En enero de 1981 asumió la presidencia Ronald Reagan, con una visión clara sobre la necesidad de implementar un significativo recorte de impuestos para estimular la economía estadounidense. Desde el punto de vista de nuestro relato, que discurre sobre la historia fiscal y monetaria de los últimos 60 años, este será otro ejemplo del vínculo disociado que en el pasado tenían ambas políticas económicas.

En ese sentido, según la postura de Reagan, la Reserva Federal (FED) se enfocaría en el combate contra la inflación, mientras que el gobierno sería responsable de reimpulsar el crecimiento económico por la vía del empuje fiscal. La historia demostraría lo problemático de esta visión, en tanto no es posible separar una cosa de la otra y perseguir ambos objetivos simultáneamente. Con el paso de los años, la política fiscal de Reagan fue generando un creciente déficit fiscal, al tiempo que la política monetaria se iba tornando menos restrictiva con la dilución de los shocks de oferta y la moderación de la inflación. En concreto, la brecha entre los ingresos y egresos del sector público llegó a representar 5,9% del PIB en 1983, y solamente fue menor a 3% en uno de los 12 años que le siguieron a 1981.

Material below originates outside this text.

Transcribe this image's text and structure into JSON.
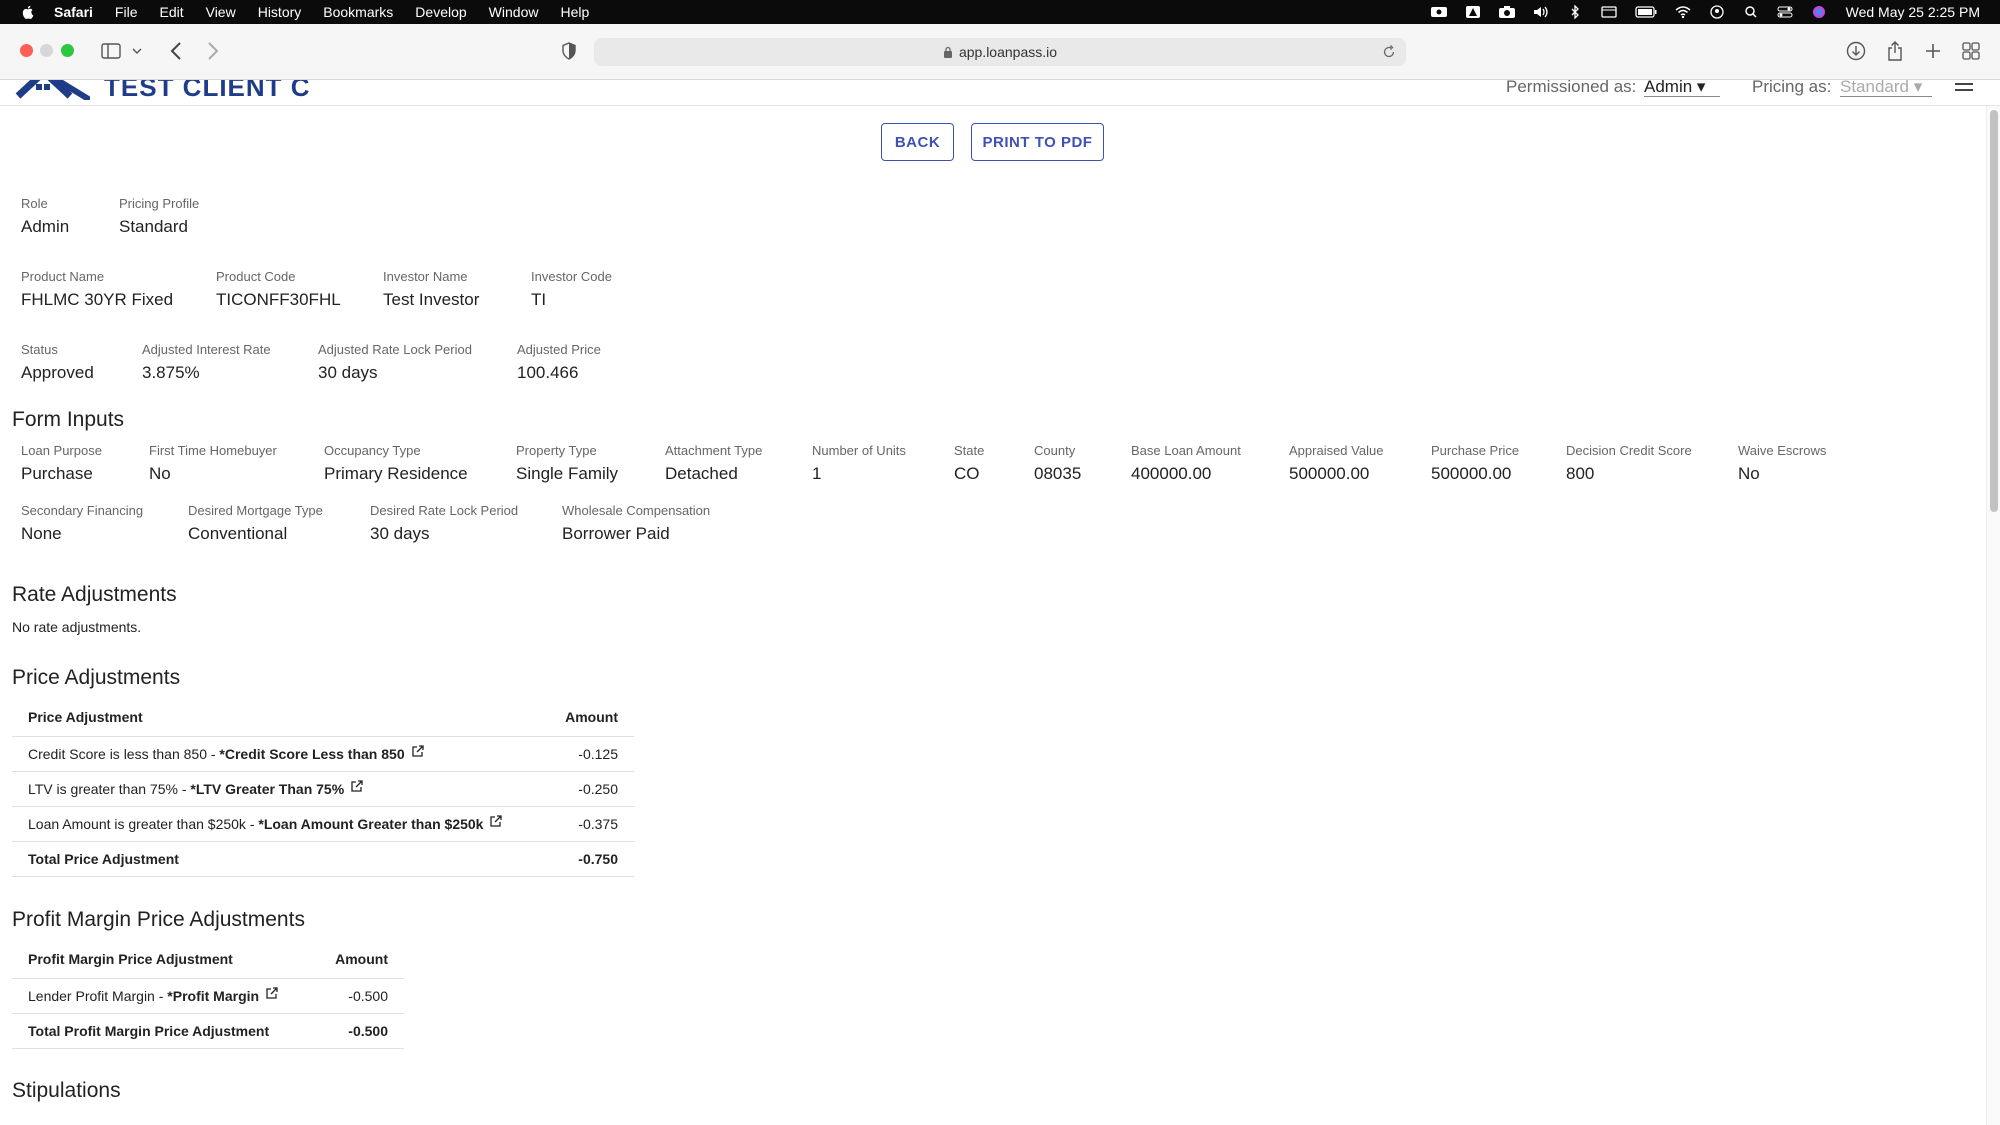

Para contextualizar lo anterior, debemos tener presente que, antes de que llegara Reagan al poder, entre 1948 y 1981 el déficit se mantuvo por debajo del 3% del PIB, salvo por dos excepciones que tuvieron lugar entre 1975 y 1976, dos años recesivos. En efecto, el déficit promedio para ese período fue de apenas 1,7% del PIB, a pesar de que esos años comprenden a la guerra de Corea y también a la de Vietnam.

El Clinton boom y la crisis “puntocom”

La década de los 90 fue una de las más prósperas en la historia de Estados Unidos, con un fuerte avance de la actividad que se extendió desde 1991 -luego de superada la leve recesión que comenzó en julio del año anterior- hasta 2001, cuando estalló la crisis de las “puntocom”. A este período se le conocería como the Clinton boom, en tanto comprende sus dos períodos de gobierno: el PIB creció por encima de su tendencia, la tasa de desempleo alcanzó mínimos de varias décadas y la inflación permaneció controlada pese al dinamismo de la actividad.

Además del crecimiento y la baja inflación, la mejora de las cuentas públicas fue otra de las características de este período, ya que logró retomar el superávit fiscal tras varios años de déficits acumulados. También lo fue la independencia marcada de la FED, que por ese entonces estaba siendo liderada por Alan Greenspan. “No comentamos sobre lo que hace la FED” se convertiría en su lema luego de que varios presidentes intentaran influir sobre sus decisiones. En efecto, la idea de utilizar la política fiscal de forma discrecional fue perdiendo peso, marcando un cambio en el manejo de la política económica respecto a los períodos previos que fueron analizados.

Sin embargo, no todo lo que brilla es oro, y durante esos años de boom se fue gestando una burbuja que terminaría estallando al comienzo de este siglo. Concretamente, el mercado de acciones había estado sobrevalorando muchas de las empresas tecnológicas que habían emergido con potencia entre 2000 y 2001, un hecho que se corrigió dolorosamente con la irrupción de una nueva crisis, que, además, no sería la última.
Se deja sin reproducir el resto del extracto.